Затаив дыхание, слушал мальчик рассказ главы семейства о том, как тридцать лет назад, еще до
рождения сыновей, они переходили несколько границ по дороге в Святую Землю, предварительно распродав и раздарив все свое имущество. Почти
вся остальная родня оставалась на их прежней родине, мало кто решился тогда на по-настоящему опасный и долгий пеший переход. Им повезло,
их не убили и не арестовали по дороге. Им удалось обосноваться и продолжить свой славный род здесь, в Петах-Тикве. Многие из их родни
потом сумели перебраться сюда теми же опасными тропами. Некоторые остались…
Йони было очень интересно слушать эти рассказы. Но
он все время поглядывал на Илана. Тому было нелегко. Именно в этот момент, когда он стал в глазах всей семьи единственной опорой, он
должен был сообщить о том, что он бросает работу. Ни у него, ни у его брата не было других возможностей заработать себе на хлеб, кроме
тех, которые они выбрали для себя еще в юности и которым обучились: Илан пошел в полицию, его брат Рон открыл бакалейную лавку. Как же он
мог теперь заявить, что он тоже как раз сегодня бросает свою работу?
И Йони решил взять на себя инициативу.
- Вы знаете,
как мы познакомились с Иланом? – спросил он отца семейства, выждав, когда наступит пауза в разговоре. – Он пришел арестовывать меня. Но
потом передумал, потому что считает, что меня и таких как я арестовывать не за что. А главное, он сегодня раскаялся в том, что вытаскивал
меня и моих друзей летом из синагоги в Неве-Дкалим. Он очень хорошо раскаялся, по-настоящему. И мы вместе молились.
Семейство
замолкло и уставилось на мальчика. Лишь постепенно до них начало доходить, чем им грозит этот рассказ про их Илана, показывающий того, в
общем-то, с самой хорошей стороны.
- Сынок, - медленно спросил отец. – Сынок, так у тебя теперь будут неприятности на работе?

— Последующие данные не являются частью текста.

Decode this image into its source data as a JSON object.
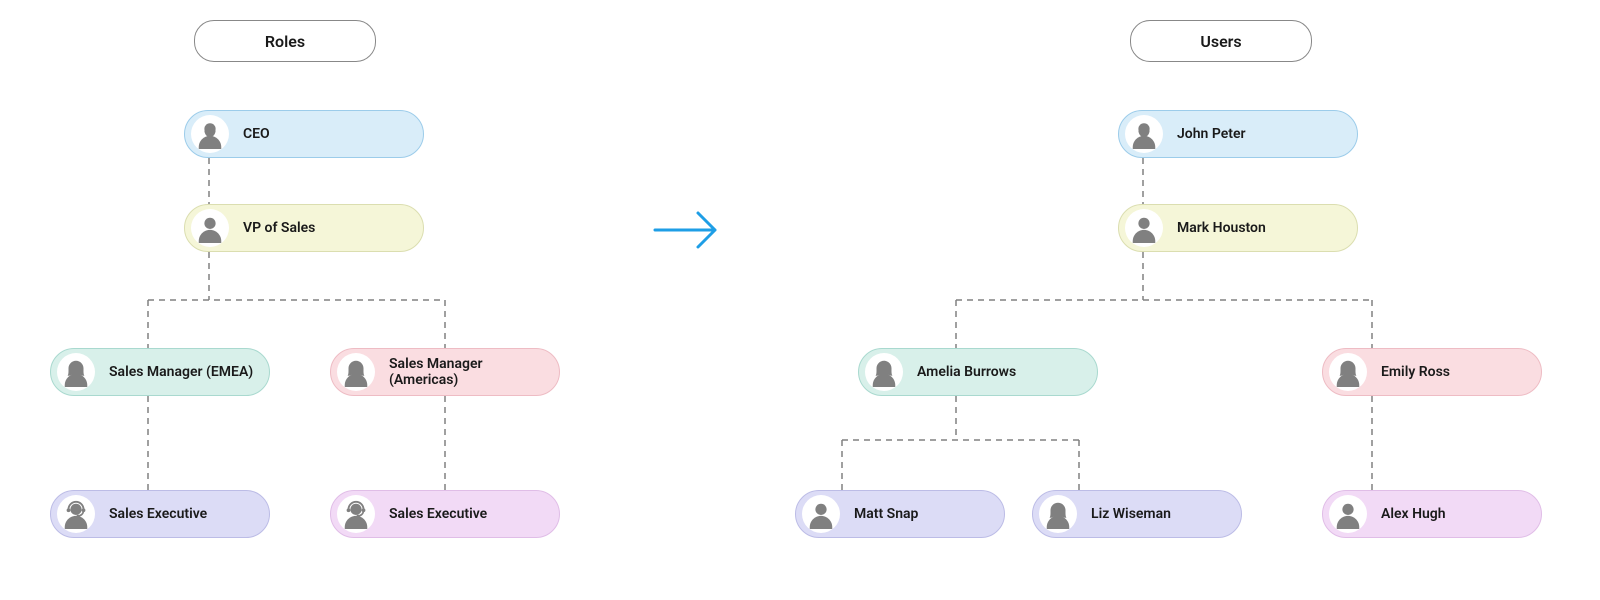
{
  "headers": {
    "roles": "Roles",
    "users": "Users"
  },
  "roles": {
    "ceo": {
      "label": "CEO",
      "avatar": "man-beard"
    },
    "vp": {
      "label": "VP of Sales",
      "avatar": "man"
    },
    "mgr_emea": {
      "label": "Sales Manager (EMEA)",
      "avatar": "woman"
    },
    "mgr_amer": {
      "label": "Sales Manager (Americas)",
      "avatar": "woman"
    },
    "exec_1": {
      "label": "Sales Executive",
      "avatar": "man-headset"
    },
    "exec_2": {
      "label": "Sales Executive",
      "avatar": "man-headset"
    }
  },
  "users": {
    "john": {
      "label": "John Peter",
      "avatar": "man-beard"
    },
    "mark": {
      "label": "Mark Houston",
      "avatar": "man"
    },
    "amelia": {
      "label": "Amelia Burrows",
      "avatar": "woman"
    },
    "emily": {
      "label": "Emily Ross",
      "avatar": "woman"
    },
    "matt": {
      "label": "Matt Snap",
      "avatar": "man"
    },
    "liz": {
      "label": "Liz Wiseman",
      "avatar": "woman"
    },
    "alex": {
      "label": "Alex Hugh",
      "avatar": "man"
    }
  },
  "colors": {
    "blue": "#d9edf9",
    "yellow": "#f5f6d8",
    "teal": "#d8f0ea",
    "rose": "#fadde1",
    "indigo": "#dcdcf6",
    "magenta": "#f2daf6",
    "arrow": "#1e9ee6"
  }
}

- Папа, я уволился с работы, - произнес Илан.
Установилось молчание. Молчали долго. Потом брат Илана, Рон, поднял на
него глаза и осторожно спросил:
- Ты уже совсем уволился?
- Я сказал им, что завтра на работу не приду.
- Но ты
подал заявление? Твою отставку приняли? – продолжал расспрашивать брат.

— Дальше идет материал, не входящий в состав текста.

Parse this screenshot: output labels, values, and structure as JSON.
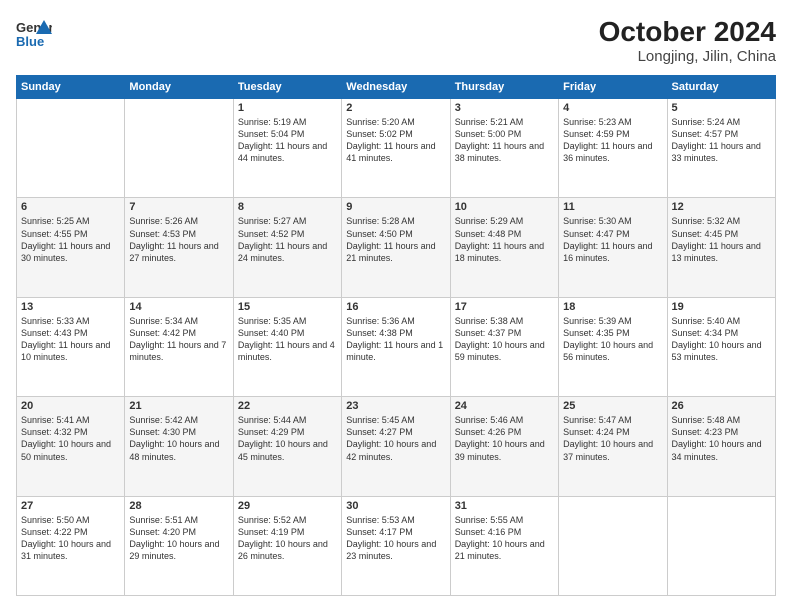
{
  "header": {
    "logo_line1": "General",
    "logo_line2": "Blue",
    "title": "October 2024",
    "subtitle": "Longjing, Jilin, China"
  },
  "days_of_week": [
    "Sunday",
    "Monday",
    "Tuesday",
    "Wednesday",
    "Thursday",
    "Friday",
    "Saturday"
  ],
  "weeks": [
    [
      {
        "num": "",
        "info": ""
      },
      {
        "num": "",
        "info": ""
      },
      {
        "num": "1",
        "info": "Sunrise: 5:19 AM\nSunset: 5:04 PM\nDaylight: 11 hours and 44 minutes."
      },
      {
        "num": "2",
        "info": "Sunrise: 5:20 AM\nSunset: 5:02 PM\nDaylight: 11 hours and 41 minutes."
      },
      {
        "num": "3",
        "info": "Sunrise: 5:21 AM\nSunset: 5:00 PM\nDaylight: 11 hours and 38 minutes."
      },
      {
        "num": "4",
        "info": "Sunrise: 5:23 AM\nSunset: 4:59 PM\nDaylight: 11 hours and 36 minutes."
      },
      {
        "num": "5",
        "info": "Sunrise: 5:24 AM\nSunset: 4:57 PM\nDaylight: 11 hours and 33 minutes."
      }
    ],
    [
      {
        "num": "6",
        "info": "Sunrise: 5:25 AM\nSunset: 4:55 PM\nDaylight: 11 hours and 30 minutes."
      },
      {
        "num": "7",
        "info": "Sunrise: 5:26 AM\nSunset: 4:53 PM\nDaylight: 11 hours and 27 minutes."
      },
      {
        "num": "8",
        "info": "Sunrise: 5:27 AM\nSunset: 4:52 PM\nDaylight: 11 hours and 24 minutes."
      },
      {
        "num": "9",
        "info": "Sunrise: 5:28 AM\nSunset: 4:50 PM\nDaylight: 11 hours and 21 minutes."
      },
      {
        "num": "10",
        "info": "Sunrise: 5:29 AM\nSunset: 4:48 PM\nDaylight: 11 hours and 18 minutes."
      },
      {
        "num": "11",
        "info": "Sunrise: 5:30 AM\nSunset: 4:47 PM\nDaylight: 11 hours and 16 minutes."
      },
      {
        "num": "12",
        "info": "Sunrise: 5:32 AM\nSunset: 4:45 PM\nDaylight: 11 hours and 13 minutes."
      }
    ],
    [
      {
        "num": "13",
        "info": "Sunrise: 5:33 AM\nSunset: 4:43 PM\nDaylight: 11 hours and 10 minutes."
      },
      {
        "num": "14",
        "info": "Sunrise: 5:34 AM\nSunset: 4:42 PM\nDaylight: 11 hours and 7 minutes."
      },
      {
        "num": "15",
        "info": "Sunrise: 5:35 AM\nSunset: 4:40 PM\nDaylight: 11 hours and 4 minutes."
      },
      {
        "num": "16",
        "info": "Sunrise: 5:36 AM\nSunset: 4:38 PM\nDaylight: 11 hours and 1 minute."
      },
      {
        "num": "17",
        "info": "Sunrise: 5:38 AM\nSunset: 4:37 PM\nDaylight: 10 hours and 59 minutes."
      },
      {
        "num": "18",
        "info": "Sunrise: 5:39 AM\nSunset: 4:35 PM\nDaylight: 10 hours and 56 minutes."
      },
      {
        "num": "19",
        "info": "Sunrise: 5:40 AM\nSunset: 4:34 PM\nDaylight: 10 hours and 53 minutes."
      }
    ],
    [
      {
        "num": "20",
        "info": "Sunrise: 5:41 AM\nSunset: 4:32 PM\nDaylight: 10 hours and 50 minutes."
      },
      {
        "num": "21",
        "info": "Sunrise: 5:42 AM\nSunset: 4:30 PM\nDaylight: 10 hours and 48 minutes."
      },
      {
        "num": "22",
        "info": "Sunrise: 5:44 AM\nSunset: 4:29 PM\nDaylight: 10 hours and 45 minutes."
      },
      {
        "num": "23",
        "info": "Sunrise: 5:45 AM\nSunset: 4:27 PM\nDaylight: 10 hours and 42 minutes."
      },
      {
        "num": "24",
        "info": "Sunrise: 5:46 AM\nSunset: 4:26 PM\nDaylight: 10 hours and 39 minutes."
      },
      {
        "num": "25",
        "info": "Sunrise: 5:47 AM\nSunset: 4:24 PM\nDaylight: 10 hours and 37 minutes."
      },
      {
        "num": "26",
        "info": "Sunrise: 5:48 AM\nSunset: 4:23 PM\nDaylight: 10 hours and 34 minutes."
      }
    ],
    [
      {
        "num": "27",
        "info": "Sunrise: 5:50 AM\nSunset: 4:22 PM\nDaylight: 10 hours and 31 minutes."
      },
      {
        "num": "28",
        "info": "Sunrise: 5:51 AM\nSunset: 4:20 PM\nDaylight: 10 hours and 29 minutes."
      },
      {
        "num": "29",
        "info": "Sunrise: 5:52 AM\nSunset: 4:19 PM\nDaylight: 10 hours and 26 minutes."
      },
      {
        "num": "30",
        "info": "Sunrise: 5:53 AM\nSunset: 4:17 PM\nDaylight: 10 hours and 23 minutes."
      },
      {
        "num": "31",
        "info": "Sunrise: 5:55 AM\nSunset: 4:16 PM\nDaylight: 10 hours and 21 minutes."
      },
      {
        "num": "",
        "info": ""
      },
      {
        "num": "",
        "info": ""
      }
    ]
  ]
}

- Я знаю, к чему ты клонишь, - ответил Илан. – Видишь ли,
возвращение невозможно. Даже на время. Даже ненадолго. Если я передумаю хоть на йоту, то у брата Йонатана будут большие
неприятности.
Члены семьи в полном недоумении уставились на Йони. Тот набрал воздуха и рассказал всю историю.
Он не
рассчитывал на то, что ему поверят. Но они поверили.
- Я знаю, что так бывает, - задумчиво произнес отец. – Ты не смотри, что мы
якобы нерелигиозные. Уж мне-то ясны причины и следствия. Мы на вашей стороне, мальчик. Постараемся как-нибудь выжить, у нас есть небольшие
сбережения. А тем временем Илан и Рон найдут заработок, они, слава Богу, молодые и здоровые.